Tuesday, December 16, 2014

Fezziwig's Ballroom, from "A Christmas Carol"

"In they all came, one after another - some shyly, some boldly;
some gracefully, some awkwardly; some pushing, some pulling
- in they all came, anyhow and everyhow."
It's that time of the year. With my latest "A Christmas Carol" illustration, I emphasize the joy of Christmas through Fezziwig's Christmas Ball.  Dickens wrote his tale about a man who hated Christmas, but what we really see is a lesson in compassion and redemption.

The brilliant writer Charles Dickens published "A Christmas Carol" in December 1843. It was a critical success, gaining acclaim and praise in literary circles. It did not, however make the profit Dickens was hoping for, primarily because of his decision to self-publish amidst rising printing costs. Over time, the book's moral lesson of love, generosity and compassion has helped redefine the spirit and importance of Christmas.

You don't have to be a non-Christian to realize that the world's most popular holiday is based on tradition. The Catholic Church adopted the holiday as a way to compete with the ancient Roman Saturnalia festival. Originally called the Feast of the Nativity, by the end of the eighth century,  Christmas spread all the way to Scandinavia. Many of the old pagan customs were resurrected as Christmas became more popular. Hence the gift giving, tree trimming, and sending holiday cards.

Not everyone believes in God, Christ, Jesus, or even a Higher Power.  Our nation (I'm speaking as an American, mind you) was founded on principles of faith under "God," the prevailing dogma of the colonists and mother-England of the time.  For traditions sake, can't the sticklers afford to interpret our historical anthems and slogans so that we honor the tradition from which they were born? If so, I hope we can mention a "Merry Christmas" now and then without offending anyone. 

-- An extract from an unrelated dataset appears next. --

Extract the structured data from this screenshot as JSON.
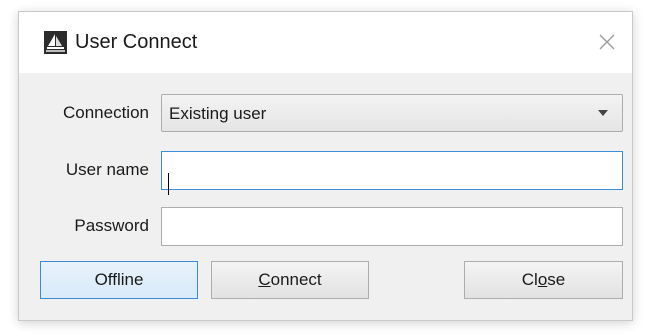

Regardless of what religion, faith or nationality we are, let's "lighten up" a bunch. Forgive me and other Christmas-philes for not wishing you "Happy Holidays" Season's Greetings, or "Happy Hanukkah." If we know each other, chances are I know which holiday you celebrate, and I greet you appropriately. If I am not aware that you are celebrating the "Festival of Lights", "Ramadan," "Kwanza," or "Boxing Day," know that I am wishing you the best of the season, glad tidings and Happy New Year.  I'm not mistakenly assuming you celebrate Christmas or believe in Baby Jesus by saying "Merry Christmas." It's my way of saying "I'm celebrating" Christmas. If you can enjoy the lights and carols on the way, then that's enough for me.